Top, l-r: Carlos Batlle, Catherine Hausman, Nicole LeBlanc; Bottom: Brandon Schaufele

Sorena Rahi is a PhD Candidate in Business, Economics, and Public Policy at the Ivey Business School and a Research Assistant with the Ivey Energy Policy and Management Centre. He shares the key takeaways from each panel event as part of the Centre’s annual Workshop on the Economics of Policy and Markets. 

The Ivey Energy Policy and Management Centre is hosting its 5th annual workshop on the Economics of Electricity Policy and Markets. The theme of this year’s workshop revolves around electrification as part of the transition to a clean energy economy. On October 20, in the third of the workshop’s four sessions, panellists from academia, government, and industry shed light on some of the challenges with electricity rate design as the energy sector transitions toward decarbonization. The session was hosted by Brian Rivard, Director of Research for the Ivey Energy Centre, and moderated by Brandon Schaufele, Ivey Energy Consortium Fellow and Associate Professor of Business, Economics, and Public Policy at Ivey Business School.

The challenges with rate design and dynamic pricing 

Carlos Batlle, Research Scholar at MIT Energy Initiative and Professor at Comillas Pontifical University in Madrid, argued that electricity rate design is critical to decarbonization and for electrifying the economy. Infrastructure decision-making in the power system is becoming more decentralized with an increasing number of customers on the distribution system making long-term investment decisions. Effective rate design is the key to providing the right signals for these investments. 

Professor Batlle noted three main challenges for achieving effective rate design. First, dynamic energy pricing models should be implemented to induce customers to make efficient investment decisions. However, the billing effects of dynamic pricing are not always understood or well-received by customers. For instance, research in Europe shows that many customers are reluctant to accept the degree of price volatility that comes with the implementation of dynamic energy prices and time of use (TOU) demand charges. The risk of customer backlash may impede some policy-makers from implementing dynamic pricing.

Second, the way in which sunk legacy charges (a.k.a. residual costs) are recovered will become increasingly important as technology advances and the cost to self-supply (at least partially) becomes more affordable.  Charges should be carefully designed, to avoid inducing customers to invest inefficiently in distributed alternatives in order to avoid paying for the sunk network costs. Batlle and his colleagues address potential solutions to this issue in a recently published academic article.[1] 

Third, innovative policies and regulatory solutions are required to ensure a “just transition” to a cleaner economy where all members of society have the means and ability to participate.  Decarbonization through increased electrification will be costly and likely lead to energy price increases that may affect low-income customers disproportionately. Low-income customers are less likely to have the means to adapt to new technologies and therefore, are exposed to greater risk of being “disconnected” from the new framework.  

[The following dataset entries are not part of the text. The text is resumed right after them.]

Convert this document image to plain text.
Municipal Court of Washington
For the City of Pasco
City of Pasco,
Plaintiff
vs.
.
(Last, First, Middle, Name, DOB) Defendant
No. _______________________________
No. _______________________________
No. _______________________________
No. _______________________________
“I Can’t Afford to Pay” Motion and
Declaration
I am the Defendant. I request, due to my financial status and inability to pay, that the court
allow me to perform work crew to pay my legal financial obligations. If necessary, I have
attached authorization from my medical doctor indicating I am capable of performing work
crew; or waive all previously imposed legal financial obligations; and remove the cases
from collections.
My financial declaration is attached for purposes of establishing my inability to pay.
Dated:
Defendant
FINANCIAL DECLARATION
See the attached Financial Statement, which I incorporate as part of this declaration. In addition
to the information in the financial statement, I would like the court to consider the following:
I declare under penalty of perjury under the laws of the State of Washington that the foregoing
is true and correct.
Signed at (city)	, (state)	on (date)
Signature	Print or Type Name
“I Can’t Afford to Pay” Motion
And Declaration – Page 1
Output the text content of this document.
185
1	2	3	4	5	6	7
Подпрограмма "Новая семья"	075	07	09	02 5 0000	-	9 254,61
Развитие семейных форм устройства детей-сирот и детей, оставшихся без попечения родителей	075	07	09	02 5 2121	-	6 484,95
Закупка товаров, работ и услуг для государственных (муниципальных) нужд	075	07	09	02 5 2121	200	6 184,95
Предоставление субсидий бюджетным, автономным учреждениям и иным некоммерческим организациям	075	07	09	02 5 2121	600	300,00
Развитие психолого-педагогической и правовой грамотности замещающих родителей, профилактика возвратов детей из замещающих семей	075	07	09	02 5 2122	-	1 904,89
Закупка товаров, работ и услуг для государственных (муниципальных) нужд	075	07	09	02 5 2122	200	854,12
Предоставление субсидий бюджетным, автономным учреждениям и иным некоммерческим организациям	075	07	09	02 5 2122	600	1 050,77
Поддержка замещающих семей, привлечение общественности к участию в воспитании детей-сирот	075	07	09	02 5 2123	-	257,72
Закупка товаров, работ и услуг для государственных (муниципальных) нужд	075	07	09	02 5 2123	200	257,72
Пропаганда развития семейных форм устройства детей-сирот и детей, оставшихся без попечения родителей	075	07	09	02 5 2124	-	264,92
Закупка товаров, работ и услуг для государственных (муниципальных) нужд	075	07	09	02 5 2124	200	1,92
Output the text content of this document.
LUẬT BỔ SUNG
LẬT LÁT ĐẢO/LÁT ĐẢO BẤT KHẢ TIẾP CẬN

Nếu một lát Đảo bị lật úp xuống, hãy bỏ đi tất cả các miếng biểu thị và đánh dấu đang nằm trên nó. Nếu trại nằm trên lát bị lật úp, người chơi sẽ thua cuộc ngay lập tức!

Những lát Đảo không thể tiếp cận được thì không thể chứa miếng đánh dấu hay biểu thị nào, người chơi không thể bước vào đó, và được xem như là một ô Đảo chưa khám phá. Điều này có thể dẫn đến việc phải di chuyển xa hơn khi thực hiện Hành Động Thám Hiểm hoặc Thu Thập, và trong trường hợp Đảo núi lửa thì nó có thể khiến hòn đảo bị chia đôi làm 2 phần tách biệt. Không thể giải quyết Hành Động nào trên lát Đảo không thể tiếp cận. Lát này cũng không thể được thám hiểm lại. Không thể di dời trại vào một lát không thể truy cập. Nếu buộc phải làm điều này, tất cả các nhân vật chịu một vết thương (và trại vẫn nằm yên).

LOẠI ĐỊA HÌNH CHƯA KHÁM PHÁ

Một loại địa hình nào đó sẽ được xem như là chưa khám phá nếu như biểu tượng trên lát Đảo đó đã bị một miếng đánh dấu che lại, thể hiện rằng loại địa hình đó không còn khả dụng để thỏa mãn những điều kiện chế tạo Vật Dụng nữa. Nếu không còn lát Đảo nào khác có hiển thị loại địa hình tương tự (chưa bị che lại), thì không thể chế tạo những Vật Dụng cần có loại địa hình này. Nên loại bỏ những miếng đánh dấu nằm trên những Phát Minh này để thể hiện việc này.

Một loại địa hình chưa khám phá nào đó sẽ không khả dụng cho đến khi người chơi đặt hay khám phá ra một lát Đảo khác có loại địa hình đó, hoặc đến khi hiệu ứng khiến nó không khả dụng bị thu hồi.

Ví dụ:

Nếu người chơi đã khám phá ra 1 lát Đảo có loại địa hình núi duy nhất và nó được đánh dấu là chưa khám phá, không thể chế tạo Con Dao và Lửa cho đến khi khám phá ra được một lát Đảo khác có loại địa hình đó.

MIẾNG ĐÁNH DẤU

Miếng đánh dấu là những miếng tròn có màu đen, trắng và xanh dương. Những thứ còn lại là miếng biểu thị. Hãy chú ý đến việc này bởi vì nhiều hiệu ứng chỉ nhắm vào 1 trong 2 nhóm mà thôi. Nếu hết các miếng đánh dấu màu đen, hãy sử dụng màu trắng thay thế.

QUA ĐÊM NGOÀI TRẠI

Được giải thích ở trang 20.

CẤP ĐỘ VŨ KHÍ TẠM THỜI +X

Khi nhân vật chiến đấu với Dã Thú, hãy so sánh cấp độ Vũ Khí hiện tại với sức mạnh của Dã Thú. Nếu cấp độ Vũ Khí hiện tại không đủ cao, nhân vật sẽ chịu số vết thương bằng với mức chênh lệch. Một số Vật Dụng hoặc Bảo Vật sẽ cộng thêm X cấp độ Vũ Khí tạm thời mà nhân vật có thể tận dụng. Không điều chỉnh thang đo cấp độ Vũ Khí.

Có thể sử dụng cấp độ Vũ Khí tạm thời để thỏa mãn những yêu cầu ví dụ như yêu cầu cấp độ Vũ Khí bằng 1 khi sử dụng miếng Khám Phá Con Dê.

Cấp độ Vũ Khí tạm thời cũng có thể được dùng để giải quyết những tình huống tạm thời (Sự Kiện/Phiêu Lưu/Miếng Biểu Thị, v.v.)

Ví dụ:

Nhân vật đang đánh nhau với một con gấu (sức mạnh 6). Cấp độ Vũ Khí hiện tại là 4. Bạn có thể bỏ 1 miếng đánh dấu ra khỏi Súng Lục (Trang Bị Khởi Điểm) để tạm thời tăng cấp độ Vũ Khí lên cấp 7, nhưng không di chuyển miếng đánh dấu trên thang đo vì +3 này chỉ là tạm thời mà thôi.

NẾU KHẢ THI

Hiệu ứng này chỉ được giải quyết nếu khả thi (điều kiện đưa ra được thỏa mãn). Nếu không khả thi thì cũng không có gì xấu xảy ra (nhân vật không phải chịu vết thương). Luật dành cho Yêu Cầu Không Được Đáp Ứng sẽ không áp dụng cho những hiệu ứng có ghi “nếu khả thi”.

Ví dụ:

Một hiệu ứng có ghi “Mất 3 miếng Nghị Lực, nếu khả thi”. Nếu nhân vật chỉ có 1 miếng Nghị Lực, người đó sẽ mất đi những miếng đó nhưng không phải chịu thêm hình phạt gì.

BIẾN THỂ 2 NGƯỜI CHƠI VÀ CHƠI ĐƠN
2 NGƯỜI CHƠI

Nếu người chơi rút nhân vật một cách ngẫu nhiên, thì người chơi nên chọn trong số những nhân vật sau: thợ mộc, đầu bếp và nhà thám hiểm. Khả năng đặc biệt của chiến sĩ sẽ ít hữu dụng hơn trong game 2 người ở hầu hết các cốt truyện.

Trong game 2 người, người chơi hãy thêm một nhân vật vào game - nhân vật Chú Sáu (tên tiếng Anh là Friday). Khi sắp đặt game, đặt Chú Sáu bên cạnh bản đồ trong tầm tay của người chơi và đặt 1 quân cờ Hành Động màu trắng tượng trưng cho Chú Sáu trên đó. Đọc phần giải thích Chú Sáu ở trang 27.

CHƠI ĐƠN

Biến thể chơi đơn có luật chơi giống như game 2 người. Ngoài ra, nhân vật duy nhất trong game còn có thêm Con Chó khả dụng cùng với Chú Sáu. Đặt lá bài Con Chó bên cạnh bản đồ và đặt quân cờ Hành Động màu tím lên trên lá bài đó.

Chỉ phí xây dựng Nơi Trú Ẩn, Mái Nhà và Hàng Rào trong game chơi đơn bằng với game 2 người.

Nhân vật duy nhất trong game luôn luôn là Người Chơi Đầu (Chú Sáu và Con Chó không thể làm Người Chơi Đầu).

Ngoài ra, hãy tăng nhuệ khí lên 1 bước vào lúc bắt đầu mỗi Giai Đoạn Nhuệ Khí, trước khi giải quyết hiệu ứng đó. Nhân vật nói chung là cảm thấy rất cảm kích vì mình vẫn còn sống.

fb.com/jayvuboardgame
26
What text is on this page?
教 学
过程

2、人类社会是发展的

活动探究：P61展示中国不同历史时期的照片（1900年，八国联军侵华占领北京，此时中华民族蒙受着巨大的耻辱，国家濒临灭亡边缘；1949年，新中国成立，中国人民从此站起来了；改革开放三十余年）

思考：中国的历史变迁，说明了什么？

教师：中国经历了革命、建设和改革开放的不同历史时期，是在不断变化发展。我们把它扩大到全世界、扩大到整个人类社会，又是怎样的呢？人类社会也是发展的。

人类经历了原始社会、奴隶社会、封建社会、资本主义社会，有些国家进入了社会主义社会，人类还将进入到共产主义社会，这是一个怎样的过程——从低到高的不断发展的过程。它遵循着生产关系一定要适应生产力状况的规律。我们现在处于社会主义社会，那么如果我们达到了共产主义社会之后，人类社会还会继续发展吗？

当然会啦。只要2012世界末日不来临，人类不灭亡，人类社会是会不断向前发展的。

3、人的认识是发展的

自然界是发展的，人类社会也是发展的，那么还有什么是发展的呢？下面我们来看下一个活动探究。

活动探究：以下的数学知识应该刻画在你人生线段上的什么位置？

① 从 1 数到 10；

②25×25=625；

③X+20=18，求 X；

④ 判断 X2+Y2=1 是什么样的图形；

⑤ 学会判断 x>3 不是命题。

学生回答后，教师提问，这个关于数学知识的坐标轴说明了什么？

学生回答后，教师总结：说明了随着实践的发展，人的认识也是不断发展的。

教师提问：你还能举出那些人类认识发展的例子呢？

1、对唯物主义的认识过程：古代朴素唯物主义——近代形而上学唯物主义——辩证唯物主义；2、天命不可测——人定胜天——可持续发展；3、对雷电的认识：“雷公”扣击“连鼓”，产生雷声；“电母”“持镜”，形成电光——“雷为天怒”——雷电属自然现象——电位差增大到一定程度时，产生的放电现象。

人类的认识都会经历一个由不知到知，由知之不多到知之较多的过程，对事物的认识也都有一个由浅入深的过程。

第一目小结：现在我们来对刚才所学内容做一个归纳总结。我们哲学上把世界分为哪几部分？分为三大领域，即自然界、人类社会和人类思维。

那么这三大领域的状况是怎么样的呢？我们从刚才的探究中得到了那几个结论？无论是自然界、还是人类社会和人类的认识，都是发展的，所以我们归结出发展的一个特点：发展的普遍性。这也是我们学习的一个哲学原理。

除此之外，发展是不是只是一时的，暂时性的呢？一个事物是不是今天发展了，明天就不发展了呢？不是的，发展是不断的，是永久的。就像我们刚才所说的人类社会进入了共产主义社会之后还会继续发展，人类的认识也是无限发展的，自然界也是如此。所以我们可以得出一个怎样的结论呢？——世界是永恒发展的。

 View Batlle’s presentation here

Alberta’s transition to decarbonization 

Nicole LeBlanc, Director of Markets & Tariff at the AESO, explained some of the recent developments in Alberta on its path to decarbonization and AESO’s regulatory role in the process. She argued that as the different aspects of the transmission and distribution systems move toward supporting new technologies that enable a two-way flow of power on the grid, regulators need to not only review the technical standards and requirements of the system, but also assess how rates and markets should be designed and regulated.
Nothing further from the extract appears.